Bollenbach, 59, promised to keep from firing workers and is plowing ahead with plans to open 160 hotels this year. It was a bold strategy: Rivals Marriott International Inc. and Starwood Hotels & Resorts Worldwide Inc. were preparing thousands of job cuts and reducing development budgets.
If Bollenbach's plan to "manage for recovery," turns out right, the Beverly Hills, based hotel company will be in position to outperform peers once travel picks up. Otherwise, all the owner of New York's Waldorf-Astoria and Honolulu's Hilton Hawaiian Village will have to show for its efforts is a bloated cost structure, investors and analysts said.
"He'd be a hero, he'd be pounding his chest," said Mark Foster, chief investment officer at Kirr, Marbach & Co., which owns 578,000 Hilton shares. "It will certainly be a feather in his cap." If not, "then he'll have some questions to answer."
The Sept. 11 attacks, combined with a contracting economy, reduced business and leisure travel. Revenue per available room fell 6.7 percent for the industry in 2001, the biggest drop in 34 years, and will decline 0.2 percent this year, according to PricewaterhouseCoopers.
Hilton last week said fourth-quarter net income fell to $4 million, or 1 cent a share, from $64 million, or 17 cents, a year earlier. Revenue declined to $875 million from $662 million. Analysts expected the company to break even on a per-share basis, according to Thomson Financial/First Call.
So far, investors are backing Bollenbach. Hilton's shares are up 51 percent since September, topping Marriott's 22 percent gain and a rise of 49 percent in the shares of Starwood, which owns the Westin and Sheraton chains.
Hilton shares have room to move higher. The shares trade at eight times expected 2002 cash flow, while Marriott and Starwood are both at nine times, said Lehman Brothers analyst Joyce Minor.
"If Hilton can show consistency over the next couple of quarters, there's a possibility the gap narrows" between Hilton and Starwood and Marriott, said Minor, who rates Hilton "market perform" and Starwood and Marriott "strong buy."

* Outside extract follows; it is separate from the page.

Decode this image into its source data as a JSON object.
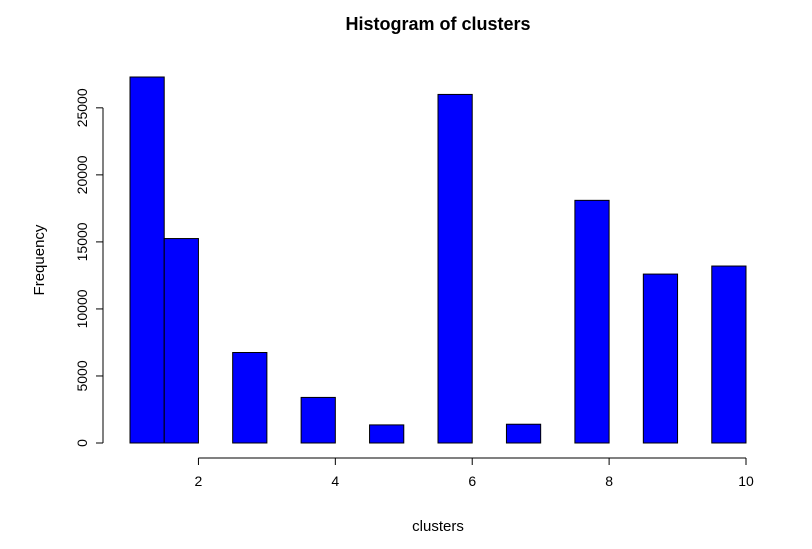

Bollenbach was out of the country and unavailable for comment, according to a spokesman. The company's chairman is Barron Hilton, son of company founder Conrad Hilton.

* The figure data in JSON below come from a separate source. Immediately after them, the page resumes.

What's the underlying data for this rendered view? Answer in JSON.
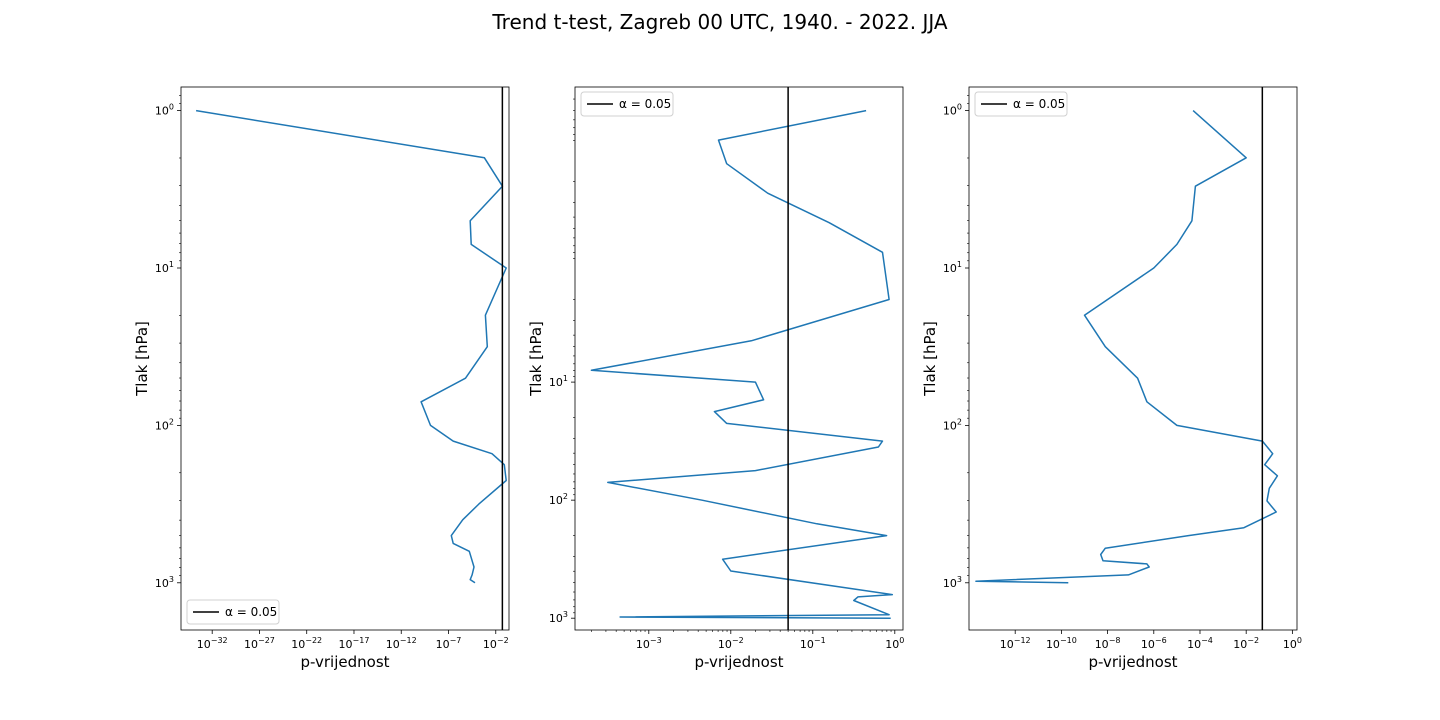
{
  "figure": {
    "suptitle": "Trend t-test, Zagreb 00 UTC, 1940. - 2022. JJA"
  },
  "colors": {
    "line": "#1f77b4",
    "alpha_line": "#000000",
    "frame": "#000000"
  },
  "chart_data": [
    {
      "type": "line",
      "orientation": "vertical-profile",
      "xscale": "log",
      "yscale": "log",
      "yinverted": true,
      "xlabel": "p-vrijednost",
      "ylabel": "Tlak [hPa]",
      "xlim_log10": [
        -35.3,
        -0.6
      ],
      "ylim": [
        1000,
        1.0
      ],
      "ylim_log10": [
        3.3,
        -0.15
      ],
      "xticks": [
        {
          "exp": -32,
          "label": "10^-32"
        },
        {
          "exp": -27,
          "label": "10^-27"
        },
        {
          "exp": -22,
          "label": "10^-22"
        },
        {
          "exp": -17,
          "label": "10^-17"
        },
        {
          "exp": -12,
          "label": "10^-12"
        },
        {
          "exp": -7,
          "label": "10^-7"
        },
        {
          "exp": -2,
          "label": "10^-2"
        }
      ],
      "yticks": [
        {
          "exp": 0,
          "label": "10^0"
        },
        {
          "exp": 1,
          "label": "10^1"
        },
        {
          "exp": 2,
          "label": "10^2"
        },
        {
          "exp": 3,
          "label": "10^3"
        }
      ],
      "legend": {
        "label": "α = 0.05",
        "loc": "lower left"
      },
      "alpha": 0.05,
      "grid": false,
      "series": [
        {
          "log10_p": [
            -33.7,
            -3.2,
            -1.3,
            -4.7,
            -4.6,
            -0.9,
            -3.1,
            -2.9,
            -5.2,
            -9.9,
            -8.9,
            -6.5,
            -2.4,
            -1.1,
            -0.9,
            -3.8,
            -5.5,
            -6.7,
            -6.5,
            -4.8,
            -4.3,
            -4.5,
            -4.7,
            -4.2
          ],
          "log10_hPa": [
            0.0,
            0.3,
            0.48,
            0.7,
            0.85,
            1.0,
            1.3,
            1.5,
            1.7,
            1.85,
            2.0,
            2.1,
            2.18,
            2.25,
            2.35,
            2.5,
            2.6,
            2.7,
            2.75,
            2.8,
            2.9,
            2.95,
            2.98,
            3.0
          ]
        }
      ]
    },
    {
      "type": "line",
      "orientation": "vertical-profile",
      "xscale": "log",
      "yscale": "log",
      "yinverted": true,
      "xlabel": "p-vrijednost",
      "ylabel": "Tlak [hPa]",
      "xlim_log10": [
        -3.9,
        0.1
      ],
      "ylim_log10": [
        3.1,
        -1.5
      ],
      "xticks": [
        {
          "exp": -3,
          "label": "10^-3"
        },
        {
          "exp": -2,
          "label": "10^-2"
        },
        {
          "exp": -1,
          "label": "10^-1"
        },
        {
          "exp": 0,
          "label": "10^0"
        }
      ],
      "yticks": [
        {
          "exp": 1,
          "label": "10^1"
        },
        {
          "exp": 2,
          "label": "10^2"
        },
        {
          "exp": 3,
          "label": "10^3"
        }
      ],
      "legend": {
        "label": "α = 0.05",
        "loc": "upper left"
      },
      "alpha": 0.05,
      "grid": false,
      "series": [
        {
          "log10_p": [
            -0.35,
            -2.15,
            -2.05,
            -1.55,
            -0.8,
            -0.15,
            -0.07,
            -1.75,
            -3.7,
            -1.7,
            -1.6,
            -2.2,
            -2.05,
            -0.15,
            -0.2,
            -1.7,
            -3.5,
            -2.35,
            -0.95,
            -0.1,
            -2.1,
            -2.0,
            -0.03,
            -0.45,
            -0.5,
            -0.07,
            -3.35,
            -0.05
          ],
          "log10_hPa": [
            -1.3,
            -1.05,
            -0.85,
            -0.6,
            -0.35,
            -0.1,
            0.3,
            0.65,
            0.9,
            1.0,
            1.15,
            1.25,
            1.35,
            1.5,
            1.55,
            1.75,
            1.85,
            2.0,
            2.2,
            2.3,
            2.5,
            2.6,
            2.8,
            2.82,
            2.85,
            2.97,
            2.99,
            3.0
          ]
        }
      ]
    },
    {
      "type": "line",
      "orientation": "vertical-profile",
      "xscale": "log",
      "yscale": "log",
      "yinverted": true,
      "xlabel": "p-vrijednost",
      "ylabel": "Tlak [hPa]",
      "xlim_log10": [
        -14.0,
        0.2
      ],
      "ylim_log10": [
        3.3,
        -0.15
      ],
      "xticks": [
        {
          "exp": -12,
          "label": "10^-12"
        },
        {
          "exp": -10,
          "label": "10^-10"
        },
        {
          "exp": -8,
          "label": "10^-8"
        },
        {
          "exp": -6,
          "label": "10^-6"
        },
        {
          "exp": -4,
          "label": "10^-4"
        },
        {
          "exp": -2,
          "label": "10^-2"
        },
        {
          "exp": 0,
          "label": "10^0"
        }
      ],
      "yticks": [
        {
          "exp": 0,
          "label": "10^0"
        },
        {
          "exp": 1,
          "label": "10^1"
        },
        {
          "exp": 2,
          "label": "10^2"
        },
        {
          "exp": 3,
          "label": "10^3"
        }
      ],
      "legend": {
        "label": "α = 0.05",
        "loc": "upper left"
      },
      "alpha": 0.05,
      "grid": false,
      "series": [
        {
          "log10_p": [
            -4.3,
            -2.0,
            -4.2,
            -4.35,
            -5.0,
            -6.0,
            -9.0,
            -8.1,
            -6.7,
            -6.3,
            -5.0,
            -1.3,
            -0.85,
            -1.2,
            -0.65,
            -1.0,
            -1.1,
            -0.7,
            -2.1,
            -4.5,
            -8.1,
            -8.3,
            -8.2,
            -6.3,
            -6.2,
            -7.1,
            -13.7,
            -9.7
          ],
          "log10_hPa": [
            0.0,
            0.3,
            0.48,
            0.7,
            0.85,
            1.0,
            1.3,
            1.5,
            1.7,
            1.85,
            2.0,
            2.1,
            2.18,
            2.25,
            2.32,
            2.4,
            2.48,
            2.55,
            2.65,
            2.7,
            2.78,
            2.82,
            2.86,
            2.88,
            2.9,
            2.95,
            2.99,
            3.0
          ]
        }
      ]
    }
  ]
}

Bollenbach has managed through tough times before. As chief financial officer of hotel and casino company Holiday Corp. in the late 1980s, he fended off a hostile bid by developer Donald Trump. Trump was so impressed he hired Bollenbach, who then reached an agreement with Trump's creditors that let Trump avoid bankruptcy.
From there, he joined Marriott International Inc. and oversaw the company's split into a hotel management company and a real estate company. In May 1995, Bollenbach became chief financial officer of Walt Disney Co. He joined Hilton nine months later.

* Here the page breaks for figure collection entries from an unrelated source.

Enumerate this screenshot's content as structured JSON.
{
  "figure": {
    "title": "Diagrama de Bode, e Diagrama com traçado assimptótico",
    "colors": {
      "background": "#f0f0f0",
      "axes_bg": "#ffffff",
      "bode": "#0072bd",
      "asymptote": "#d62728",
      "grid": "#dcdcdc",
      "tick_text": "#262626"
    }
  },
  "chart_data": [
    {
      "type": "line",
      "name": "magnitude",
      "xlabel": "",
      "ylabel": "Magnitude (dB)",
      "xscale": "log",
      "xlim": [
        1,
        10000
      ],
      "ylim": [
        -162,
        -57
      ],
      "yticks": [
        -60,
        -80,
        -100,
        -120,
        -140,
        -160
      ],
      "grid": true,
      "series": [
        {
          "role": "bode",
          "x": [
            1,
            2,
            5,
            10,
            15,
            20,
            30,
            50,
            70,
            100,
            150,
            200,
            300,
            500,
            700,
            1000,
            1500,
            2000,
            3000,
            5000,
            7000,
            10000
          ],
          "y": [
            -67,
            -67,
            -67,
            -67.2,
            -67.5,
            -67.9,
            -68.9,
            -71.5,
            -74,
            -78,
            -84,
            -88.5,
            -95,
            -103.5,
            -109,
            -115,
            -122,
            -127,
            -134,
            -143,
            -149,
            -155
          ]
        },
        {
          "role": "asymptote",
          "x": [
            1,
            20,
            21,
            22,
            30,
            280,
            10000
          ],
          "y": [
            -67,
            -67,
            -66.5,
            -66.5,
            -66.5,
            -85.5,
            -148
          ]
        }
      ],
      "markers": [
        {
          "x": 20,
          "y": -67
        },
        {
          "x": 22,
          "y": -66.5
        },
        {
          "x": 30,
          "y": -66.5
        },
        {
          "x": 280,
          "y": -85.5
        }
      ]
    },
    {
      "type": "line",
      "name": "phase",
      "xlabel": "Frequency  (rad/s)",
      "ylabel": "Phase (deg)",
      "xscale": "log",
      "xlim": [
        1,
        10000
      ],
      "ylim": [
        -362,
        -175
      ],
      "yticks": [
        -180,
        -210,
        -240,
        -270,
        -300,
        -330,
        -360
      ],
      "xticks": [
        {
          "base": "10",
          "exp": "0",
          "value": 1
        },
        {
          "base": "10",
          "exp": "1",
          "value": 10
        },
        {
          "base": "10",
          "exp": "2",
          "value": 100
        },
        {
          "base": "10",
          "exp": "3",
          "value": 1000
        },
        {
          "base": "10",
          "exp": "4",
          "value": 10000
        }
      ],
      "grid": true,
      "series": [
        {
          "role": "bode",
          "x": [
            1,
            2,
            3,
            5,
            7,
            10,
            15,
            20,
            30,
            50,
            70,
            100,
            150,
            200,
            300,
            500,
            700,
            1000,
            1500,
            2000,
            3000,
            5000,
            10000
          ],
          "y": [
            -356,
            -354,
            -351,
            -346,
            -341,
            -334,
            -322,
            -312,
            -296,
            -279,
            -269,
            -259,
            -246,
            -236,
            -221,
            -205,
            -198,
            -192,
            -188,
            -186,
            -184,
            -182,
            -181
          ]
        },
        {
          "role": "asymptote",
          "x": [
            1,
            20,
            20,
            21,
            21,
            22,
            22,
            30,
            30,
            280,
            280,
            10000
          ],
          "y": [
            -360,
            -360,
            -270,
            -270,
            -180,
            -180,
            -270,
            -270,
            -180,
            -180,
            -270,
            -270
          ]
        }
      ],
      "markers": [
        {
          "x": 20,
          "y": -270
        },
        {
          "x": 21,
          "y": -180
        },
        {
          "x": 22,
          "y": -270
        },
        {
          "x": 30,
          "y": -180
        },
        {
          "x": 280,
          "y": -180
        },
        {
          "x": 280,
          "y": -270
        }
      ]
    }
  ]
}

At Hilton, he has made the company less dependent on its urban properties like the Waldorf-Astoria and Palmer House in Chicago by acquiring more midpriced hotel chains such as Doubletree and Hampton Inn.
He also expanded the company's fee-based franchising operations, which aren't as susceptible to swings in the economy as owning hotels.
Hilton now gets about 65 percent of its earnings before interest, taxes, depreciation and amortization from its owned hotels, down from 85 percent in 1999, said spokesman Marc Grossman.
Bollenbach was paid $2.95 million in salary and bonus by Hilton in 2000, up from $1.06 million in 1999.
Some analysts said they believe the shares of Hilton and other hotel companies may still be overpriced.
"The rebound in demand for these companies will come with a rebound in corporate travel," said UBS Warburg analyst Keith Mills, who rates Hilton shares "hold." "We do not anticipate that happening until the end of this year."